"I SEE RED!" "Does that look orange?!" "I HATE BRASSY!"
In the salon world, I hear these exclamations often, and they know no geographical boundaries. As a Beverly Hills-based hair colorist visiting New York and Latin America regularly to color clients' hair, I witness this reality first-hand. The anti-warm hair color sentiment is widespread. It's the first thing 90 percent of my clients mention under the do-not-want column during my initial color consultation.
Why are so many people fearful of warm tones in their hair? Much of the fear lies in the confusion between warm and brassy — and we all fear brassy. As a professional, I love giving each of my clients Hair Color 101 so they understand reality and tonality. Warm tones are golds, coppers, and reds that can be extremely flattering and fun. Brassy tones are also warm, but they are unintentional, often mistakes, and never becoming. One example of brassy is when your highlights oxidize, usually from tap water, and turn from their intended tone to a bad shade of calico mustard.
The fear of warm hair color often stems from our destined-to-fail experimentation period in life, mostly in our teenage years. Expressing ourselves with Sun-In, peroxide, and an array of at-home products eventually leads to hair color tragedy. The results — splotchy, multitonal messes — have scarred my clients for life and convinced them that warm tones like gold, copper, and red must always be mistakes.
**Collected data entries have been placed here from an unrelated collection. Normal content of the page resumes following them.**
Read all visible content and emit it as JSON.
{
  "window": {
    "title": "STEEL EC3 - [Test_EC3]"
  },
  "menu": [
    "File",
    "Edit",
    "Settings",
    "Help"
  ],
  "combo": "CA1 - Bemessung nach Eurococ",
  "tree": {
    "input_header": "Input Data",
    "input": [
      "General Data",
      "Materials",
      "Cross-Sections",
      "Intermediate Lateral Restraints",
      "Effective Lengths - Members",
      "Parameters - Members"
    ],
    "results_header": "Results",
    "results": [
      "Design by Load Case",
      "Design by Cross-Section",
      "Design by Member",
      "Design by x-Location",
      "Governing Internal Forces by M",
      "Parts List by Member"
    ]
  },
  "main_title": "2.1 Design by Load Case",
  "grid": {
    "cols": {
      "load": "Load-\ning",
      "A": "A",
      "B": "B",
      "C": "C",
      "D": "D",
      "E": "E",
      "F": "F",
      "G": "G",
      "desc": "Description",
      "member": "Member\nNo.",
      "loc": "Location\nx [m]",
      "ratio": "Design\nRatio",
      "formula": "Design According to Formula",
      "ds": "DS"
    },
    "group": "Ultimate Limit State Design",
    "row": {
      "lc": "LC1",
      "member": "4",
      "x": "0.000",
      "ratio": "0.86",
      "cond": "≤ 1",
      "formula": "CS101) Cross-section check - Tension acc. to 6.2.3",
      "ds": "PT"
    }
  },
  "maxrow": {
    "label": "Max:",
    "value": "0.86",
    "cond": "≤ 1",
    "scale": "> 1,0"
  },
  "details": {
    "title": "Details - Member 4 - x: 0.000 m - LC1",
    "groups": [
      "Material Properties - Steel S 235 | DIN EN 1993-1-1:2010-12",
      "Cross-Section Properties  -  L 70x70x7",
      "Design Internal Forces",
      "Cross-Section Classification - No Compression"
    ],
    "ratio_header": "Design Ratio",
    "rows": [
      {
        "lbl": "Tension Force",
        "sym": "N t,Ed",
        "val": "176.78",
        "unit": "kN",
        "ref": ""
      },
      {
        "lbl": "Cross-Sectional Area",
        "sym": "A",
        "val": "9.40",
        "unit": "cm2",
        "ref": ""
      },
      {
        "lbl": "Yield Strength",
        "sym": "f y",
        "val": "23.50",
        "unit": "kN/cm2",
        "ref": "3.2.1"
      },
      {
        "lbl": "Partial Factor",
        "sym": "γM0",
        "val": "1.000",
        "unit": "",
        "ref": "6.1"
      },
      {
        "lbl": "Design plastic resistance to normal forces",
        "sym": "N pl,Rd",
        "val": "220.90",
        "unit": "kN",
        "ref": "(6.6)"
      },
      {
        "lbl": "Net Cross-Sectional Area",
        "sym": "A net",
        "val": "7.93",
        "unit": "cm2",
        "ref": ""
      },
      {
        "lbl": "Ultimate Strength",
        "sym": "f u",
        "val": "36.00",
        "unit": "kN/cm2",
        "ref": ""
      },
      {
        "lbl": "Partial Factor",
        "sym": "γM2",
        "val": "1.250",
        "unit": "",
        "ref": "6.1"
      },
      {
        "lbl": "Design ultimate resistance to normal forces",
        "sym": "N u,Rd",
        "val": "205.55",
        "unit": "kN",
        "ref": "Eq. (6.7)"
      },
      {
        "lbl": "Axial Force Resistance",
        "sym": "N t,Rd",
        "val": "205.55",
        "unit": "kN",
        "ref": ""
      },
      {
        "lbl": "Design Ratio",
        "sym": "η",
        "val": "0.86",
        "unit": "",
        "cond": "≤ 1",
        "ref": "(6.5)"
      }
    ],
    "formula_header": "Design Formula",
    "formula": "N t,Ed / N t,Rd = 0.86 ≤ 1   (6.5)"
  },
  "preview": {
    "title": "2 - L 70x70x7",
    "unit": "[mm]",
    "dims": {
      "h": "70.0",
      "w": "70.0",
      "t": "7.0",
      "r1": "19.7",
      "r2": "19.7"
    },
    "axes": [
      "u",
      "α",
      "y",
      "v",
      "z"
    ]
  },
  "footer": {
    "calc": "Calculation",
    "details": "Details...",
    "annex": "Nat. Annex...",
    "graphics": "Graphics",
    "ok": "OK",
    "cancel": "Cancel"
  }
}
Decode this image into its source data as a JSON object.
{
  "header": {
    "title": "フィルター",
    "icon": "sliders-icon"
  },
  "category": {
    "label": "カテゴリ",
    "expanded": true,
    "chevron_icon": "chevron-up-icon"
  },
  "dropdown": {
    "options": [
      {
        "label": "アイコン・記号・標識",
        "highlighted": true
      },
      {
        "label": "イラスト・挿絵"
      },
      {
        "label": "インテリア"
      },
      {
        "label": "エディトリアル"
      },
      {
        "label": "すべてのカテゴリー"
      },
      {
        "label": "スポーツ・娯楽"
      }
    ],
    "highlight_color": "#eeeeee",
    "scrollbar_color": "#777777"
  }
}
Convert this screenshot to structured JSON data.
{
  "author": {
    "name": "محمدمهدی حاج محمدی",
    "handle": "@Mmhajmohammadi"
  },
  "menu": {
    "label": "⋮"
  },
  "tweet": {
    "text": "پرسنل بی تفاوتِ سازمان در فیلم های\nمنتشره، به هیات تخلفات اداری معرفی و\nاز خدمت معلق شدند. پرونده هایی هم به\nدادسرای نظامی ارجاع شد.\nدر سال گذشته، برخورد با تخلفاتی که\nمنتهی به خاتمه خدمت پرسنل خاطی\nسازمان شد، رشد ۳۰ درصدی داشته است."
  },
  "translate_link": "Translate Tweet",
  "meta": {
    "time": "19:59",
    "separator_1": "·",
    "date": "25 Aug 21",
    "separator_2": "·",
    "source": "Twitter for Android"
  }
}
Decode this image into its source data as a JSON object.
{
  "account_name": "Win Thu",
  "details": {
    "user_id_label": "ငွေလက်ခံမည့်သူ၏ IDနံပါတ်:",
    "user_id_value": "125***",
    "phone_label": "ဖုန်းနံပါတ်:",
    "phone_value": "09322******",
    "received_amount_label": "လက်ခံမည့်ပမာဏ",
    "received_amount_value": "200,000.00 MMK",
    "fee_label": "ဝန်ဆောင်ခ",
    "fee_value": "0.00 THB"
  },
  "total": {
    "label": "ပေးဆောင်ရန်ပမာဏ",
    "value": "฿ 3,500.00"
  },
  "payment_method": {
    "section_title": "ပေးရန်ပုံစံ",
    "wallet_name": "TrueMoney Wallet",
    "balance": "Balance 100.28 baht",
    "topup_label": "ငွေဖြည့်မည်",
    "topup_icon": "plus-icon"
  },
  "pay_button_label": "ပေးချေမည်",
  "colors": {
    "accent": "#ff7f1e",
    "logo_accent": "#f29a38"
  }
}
Another explanation for why people have such an aversion to warm tones is kokkinomallisophobia, or "gingerism." A fear of red hair feels totally absurd to me. My mother is a true ginger and one of the most beautiful woman in the world to me. But just dig a little online and you will see history has reportedly been unkind and downright cruel to gingers going back centuries. Supposedly, at the end of the 1600s, the belly fat of a red headed male was a key ingredient in poison. In some countries, being a redhead is still considered a curse. The time has come to rethink our preconceived notions about red or "brassy" hair and embrace the trend of warmth!
If you've already gone warm but you notice your hair is turning brassy, try cocktailing a violet-colored shampoo with a sulfate-free hydrating shampoo. Also, shower filters help remove minerals that cause oxidation and brassiness, and a gloss at the salon works wonders and lasts four to eight weeks depending on how often you shampoo and which shampoo you use.
If you want warm hair color but were told no in the past, I recommend trying again. Gather your favorite photos of warm hair colors you love and book a consultation with your hair colorist. (Pro tip: to save time, have the photos "hearted" on your phone so they are in your favorites folder.) Ask your colorist to consider subtle hints of warmth in your hair, like golden babylights, caramel balayage, and apricot-toned lowlights. From there, your color might evolve into something more adventurous. The end result should leave you looking and feeling good! After all, feeling good looks gorgeous on everyone.